Le remplacement de la viande par la consommation d’autres protéines «pourrait empêcher des millions de morts inutiles par an» et réduire de façon spectaculaire le volume des gaz à effet de serre.

C’est ce qui ressort d’une étude du Forum économique mondial (WEF), qui indique que 2,4% des morts causées dans le monde par l’alimentation pourraient être évitées en réduisant la consommation de viande, en particulier de bœuf.

Dans les pays riches, où la consommation de bœuf est élevée, le pourcentage de vies épargnées pourrait même être de 5%, a souligné le WEF, qui rassemble chaque année en janvier le gratin du monde des affaires dans la station de ski huppée de Davos, dans l’est de la Suisse.

L’étude n’a pas fourni de chiffres sur le nombre de personnes qui meurent chaque année de causes alimentaires. En outre, la demande de viande va continuer à augmenter, car la population mondiale pourrait atteindre les 10 milliards d’ici à 2050. “Il sera impossible de satisfaire cette demande”, a averti le directeur exécutif du WEF Dominic Waughray dans un communiqué.

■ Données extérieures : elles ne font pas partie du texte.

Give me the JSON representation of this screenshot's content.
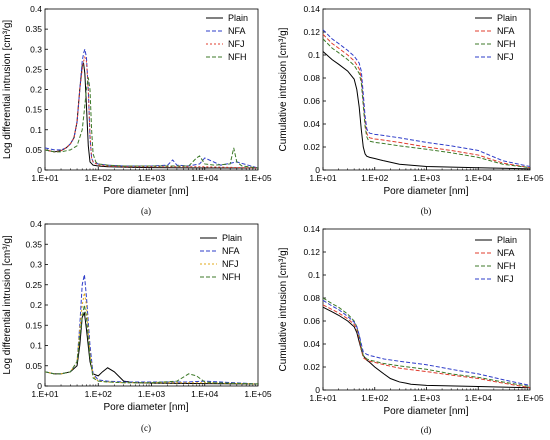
{
  "chart_data": [
    {
      "panel_label": "(a)",
      "type": "line",
      "xscale": "log",
      "xlim": [
        10,
        100000
      ],
      "ylim": [
        0,
        0.4
      ],
      "xticks": [
        "1.E+01",
        "1.E+02",
        "1.E+03",
        "1.E+04",
        "1.E+05"
      ],
      "yticks": [
        "0",
        "0.05",
        "0.1",
        "0.15",
        "0.2",
        "0.25",
        "0.3",
        "0.35",
        "0.4"
      ],
      "xlabel": "Pore diameter [nm]",
      "ylabel": "Log differential intrusion [cm³/g]",
      "legend_position": "top-right",
      "series": [
        {
          "name": "Plain",
          "color": "#000000",
          "dash": "",
          "x": [
            10,
            15,
            20,
            25,
            30,
            35,
            40,
            45,
            50,
            53,
            56,
            60,
            65,
            70,
            80,
            100,
            150,
            300,
            1000,
            10000,
            100000
          ],
          "y": [
            0.05,
            0.045,
            0.048,
            0.055,
            0.065,
            0.08,
            0.12,
            0.2,
            0.26,
            0.265,
            0.24,
            0.16,
            0.06,
            0.02,
            0.012,
            0.01,
            0.008,
            0.007,
            0.006,
            0.005,
            0.005
          ]
        },
        {
          "name": "NFA",
          "color": "#2e3cc9",
          "dash": "4,2",
          "x": [
            10,
            15,
            20,
            25,
            30,
            35,
            40,
            45,
            50,
            53,
            56,
            60,
            65,
            70,
            75,
            80,
            100,
            150,
            300,
            1000,
            2000,
            2500,
            3000,
            5000,
            8000,
            10000,
            20000,
            40000,
            100000
          ],
          "y": [
            0.055,
            0.05,
            0.05,
            0.055,
            0.065,
            0.08,
            0.12,
            0.2,
            0.27,
            0.29,
            0.3,
            0.28,
            0.2,
            0.08,
            0.03,
            0.02,
            0.015,
            0.012,
            0.01,
            0.01,
            0.012,
            0.025,
            0.012,
            0.01,
            0.015,
            0.03,
            0.012,
            0.02,
            0.005
          ]
        },
        {
          "name": "NFJ",
          "color": "#e03c2e",
          "dash": "2,2",
          "x": [
            10,
            15,
            20,
            25,
            30,
            35,
            40,
            45,
            50,
            53,
            56,
            60,
            65,
            70,
            75,
            80,
            100,
            150,
            300,
            1000,
            10000,
            100000
          ],
          "y": [
            0.05,
            0.045,
            0.048,
            0.055,
            0.065,
            0.08,
            0.12,
            0.2,
            0.25,
            0.27,
            0.28,
            0.27,
            0.2,
            0.09,
            0.03,
            0.02,
            0.012,
            0.01,
            0.008,
            0.008,
            0.008,
            0.005
          ]
        },
        {
          "name": "NFH",
          "color": "#3c7a28",
          "dash": "4,2",
          "x": [
            10,
            15,
            20,
            30,
            40,
            50,
            55,
            60,
            65,
            70,
            75,
            80,
            90,
            100,
            150,
            300,
            1000,
            5000,
            7000,
            8000,
            10000,
            15000,
            30000,
            35000,
            40000,
            50000,
            100000
          ],
          "y": [
            0.05,
            0.045,
            0.045,
            0.05,
            0.06,
            0.1,
            0.15,
            0.2,
            0.23,
            0.2,
            0.1,
            0.04,
            0.02,
            0.015,
            0.012,
            0.01,
            0.01,
            0.01,
            0.03,
            0.035,
            0.015,
            0.012,
            0.015,
            0.055,
            0.02,
            0.01,
            0.005
          ]
        }
      ]
    },
    {
      "panel_label": "(b)",
      "type": "line",
      "xscale": "log",
      "xlim": [
        10,
        100000
      ],
      "ylim": [
        0,
        0.14
      ],
      "xticks": [
        "1.E+01",
        "1.E+02",
        "1.E+03",
        "1.E+04",
        "1.E+05"
      ],
      "yticks": [
        "0",
        "0.02",
        "0.04",
        "0.06",
        "0.08",
        "0.1",
        "0.12",
        "0.14"
      ],
      "xlabel": "Pore diameter [nm]",
      "ylabel": "Cumulative intrusion [cm³/g]",
      "legend_position": "top-right",
      "series": [
        {
          "name": "Plain",
          "color": "#000000",
          "dash": "",
          "x": [
            10,
            15,
            20,
            30,
            40,
            45,
            50,
            55,
            60,
            65,
            70,
            80,
            100,
            150,
            300,
            1000,
            10000,
            100000
          ],
          "y": [
            0.103,
            0.096,
            0.092,
            0.086,
            0.079,
            0.07,
            0.055,
            0.035,
            0.02,
            0.014,
            0.012,
            0.011,
            0.01,
            0.008,
            0.005,
            0.003,
            0.002,
            0.001
          ]
        },
        {
          "name": "NFA",
          "color": "#e03c2e",
          "dash": "4,2",
          "x": [
            10,
            15,
            20,
            30,
            40,
            50,
            55,
            60,
            65,
            70,
            75,
            80,
            100,
            150,
            300,
            1000,
            3000,
            10000,
            30000,
            100000
          ],
          "y": [
            0.118,
            0.11,
            0.106,
            0.1,
            0.095,
            0.088,
            0.08,
            0.06,
            0.042,
            0.032,
            0.029,
            0.028,
            0.027,
            0.026,
            0.024,
            0.02,
            0.017,
            0.013,
            0.006,
            0.002
          ]
        },
        {
          "name": "NFH",
          "color": "#3c7a28",
          "dash": "4,2",
          "x": [
            10,
            15,
            20,
            30,
            40,
            50,
            55,
            60,
            65,
            70,
            75,
            80,
            100,
            150,
            300,
            1000,
            3000,
            10000,
            30000,
            100000
          ],
          "y": [
            0.114,
            0.106,
            0.102,
            0.096,
            0.091,
            0.084,
            0.076,
            0.056,
            0.038,
            0.029,
            0.026,
            0.025,
            0.024,
            0.023,
            0.021,
            0.018,
            0.015,
            0.011,
            0.005,
            0.002
          ]
        },
        {
          "name": "NFJ",
          "color": "#2e3cc9",
          "dash": "4,2",
          "x": [
            10,
            15,
            20,
            30,
            40,
            50,
            55,
            60,
            65,
            70,
            75,
            80,
            100,
            150,
            300,
            1000,
            3000,
            10000,
            30000,
            100000
          ],
          "y": [
            0.122,
            0.114,
            0.11,
            0.104,
            0.099,
            0.093,
            0.086,
            0.066,
            0.047,
            0.036,
            0.033,
            0.032,
            0.031,
            0.03,
            0.028,
            0.024,
            0.021,
            0.017,
            0.008,
            0.003
          ]
        }
      ]
    },
    {
      "panel_label": "(c)",
      "type": "line",
      "xscale": "log",
      "xlim": [
        10,
        100000
      ],
      "ylim": [
        0,
        0.4
      ],
      "xticks": [
        "1.E+01",
        "1.E+02",
        "1.E+03",
        "1.E+04",
        "1.E+05"
      ],
      "yticks": [
        "0",
        "0.05",
        "0.1",
        "0.15",
        "0.2",
        "0.25",
        "0.3",
        "0.35",
        "0.4"
      ],
      "xlabel": "Pore diameter [nm]",
      "ylabel": "Log differential intrusion [cm³/g]",
      "legend_position": "top-right",
      "series": [
        {
          "name": "Plain",
          "color": "#000000",
          "dash": "",
          "x": [
            10,
            15,
            20,
            30,
            40,
            45,
            50,
            55,
            60,
            70,
            80,
            100,
            120,
            150,
            200,
            300,
            500,
            1000,
            10000,
            100000
          ],
          "y": [
            0.035,
            0.03,
            0.03,
            0.035,
            0.05,
            0.1,
            0.17,
            0.18,
            0.14,
            0.06,
            0.03,
            0.025,
            0.035,
            0.045,
            0.035,
            0.012,
            0.008,
            0.007,
            0.006,
            0.005
          ]
        },
        {
          "name": "NFA",
          "color": "#2e3cc9",
          "dash": "4,2",
          "x": [
            10,
            15,
            20,
            30,
            40,
            45,
            50,
            55,
            60,
            70,
            80,
            100,
            150,
            300,
            1000,
            5000,
            10000,
            100000
          ],
          "y": [
            0.035,
            0.03,
            0.03,
            0.035,
            0.06,
            0.15,
            0.25,
            0.275,
            0.22,
            0.1,
            0.03,
            0.015,
            0.012,
            0.01,
            0.01,
            0.01,
            0.012,
            0.005
          ]
        },
        {
          "name": "NFJ",
          "color": "#e0a818",
          "dash": "2,2",
          "x": [
            10,
            15,
            20,
            30,
            40,
            45,
            50,
            55,
            60,
            70,
            80,
            100,
            150,
            300,
            1000,
            5000,
            10000,
            100000
          ],
          "y": [
            0.035,
            0.03,
            0.03,
            0.035,
            0.06,
            0.14,
            0.2,
            0.23,
            0.2,
            0.08,
            0.025,
            0.012,
            0.01,
            0.008,
            0.008,
            0.008,
            0.008,
            0.005
          ]
        },
        {
          "name": "NFH",
          "color": "#3c7a28",
          "dash": "4,2",
          "x": [
            10,
            15,
            20,
            30,
            40,
            45,
            50,
            55,
            60,
            70,
            80,
            100,
            150,
            300,
            1000,
            3000,
            5000,
            7000,
            10000,
            15000,
            100000
          ],
          "y": [
            0.035,
            0.03,
            0.03,
            0.035,
            0.06,
            0.12,
            0.17,
            0.2,
            0.17,
            0.07,
            0.02,
            0.012,
            0.01,
            0.008,
            0.008,
            0.012,
            0.03,
            0.025,
            0.01,
            0.008,
            0.005
          ]
        }
      ]
    },
    {
      "panel_label": "(d)",
      "type": "line",
      "xscale": "log",
      "xlim": [
        10,
        100000
      ],
      "ylim": [
        0,
        0.14
      ],
      "xticks": [
        "1.E+01",
        "1.E+02",
        "1.E+03",
        "1.E+04",
        "1.E+05"
      ],
      "yticks": [
        "0",
        "0.02",
        "0.04",
        "0.06",
        "0.08",
        "0.1",
        "0.12",
        "0.14"
      ],
      "xlabel": "Pore diameter [nm]",
      "ylabel": "Cumulative intrusion [cm³/g]",
      "legend_position": "top-right",
      "series": [
        {
          "name": "Plain",
          "color": "#000000",
          "dash": "",
          "x": [
            10,
            15,
            20,
            30,
            40,
            45,
            50,
            55,
            60,
            70,
            80,
            100,
            150,
            200,
            300,
            400,
            500,
            1000,
            10000,
            100000
          ],
          "y": [
            0.072,
            0.068,
            0.065,
            0.06,
            0.055,
            0.05,
            0.042,
            0.035,
            0.03,
            0.026,
            0.024,
            0.02,
            0.014,
            0.01,
            0.007,
            0.006,
            0.005,
            0.004,
            0.003,
            0.002
          ]
        },
        {
          "name": "NFA",
          "color": "#e03c2e",
          "dash": "4,2",
          "x": [
            10,
            15,
            20,
            30,
            40,
            45,
            50,
            55,
            60,
            70,
            80,
            100,
            150,
            300,
            1000,
            3000,
            10000,
            30000,
            100000
          ],
          "y": [
            0.074,
            0.07,
            0.067,
            0.062,
            0.057,
            0.053,
            0.045,
            0.035,
            0.028,
            0.026,
            0.025,
            0.024,
            0.022,
            0.019,
            0.016,
            0.013,
            0.01,
            0.006,
            0.002
          ]
        },
        {
          "name": "NFH",
          "color": "#3c7a28",
          "dash": "4,2",
          "x": [
            10,
            15,
            20,
            30,
            40,
            45,
            50,
            55,
            60,
            70,
            80,
            100,
            150,
            300,
            1000,
            3000,
            10000,
            30000,
            100000
          ],
          "y": [
            0.08,
            0.075,
            0.072,
            0.066,
            0.06,
            0.055,
            0.047,
            0.037,
            0.03,
            0.027,
            0.026,
            0.025,
            0.023,
            0.021,
            0.018,
            0.014,
            0.011,
            0.007,
            0.003
          ]
        },
        {
          "name": "NFJ",
          "color": "#2e3cc9",
          "dash": "4,2",
          "x": [
            10,
            15,
            20,
            30,
            40,
            45,
            50,
            55,
            60,
            70,
            80,
            100,
            150,
            300,
            1000,
            3000,
            10000,
            30000,
            100000
          ],
          "y": [
            0.078,
            0.073,
            0.07,
            0.064,
            0.059,
            0.055,
            0.048,
            0.04,
            0.033,
            0.031,
            0.03,
            0.029,
            0.027,
            0.025,
            0.022,
            0.018,
            0.014,
            0.009,
            0.004
          ]
        }
      ]
    }
  ]
}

Il a souligné que “l’innovation dans les produits, l’amélioration de la production de bœuf, de porc et de poulet et des efforts de la part des consommateurs pour diversifier leur alimentation” pourraient contribuer à l’amélioration de la santé dans le monde, même sans totalement renoncer à manger de la viande.

L’étude a insisté aussi sur les conséquences pour l’environnement. En 2010, a-t-il rappelé, la production de bœuf représentait à elle seule un quart de toutes les émissions de gaz à effet de serre provoquées par l’alimentation.

L’élevage constitue une menace pour l’atmosphère terrestre, en raison du rejet par les bovins d’énormes quantités de méthane et de l’accroissement des pâturages au détriment des forêts qui absorbent le carbone.

“Les preuves sont claires, notre système alimentaire doit se transformer pour le bien de la planète et l’avenir de l’humanité”, a affirmé le directeur général du Fonds mondial pour la nature (WWF) Marco Lambertini, cité dans le communiqué.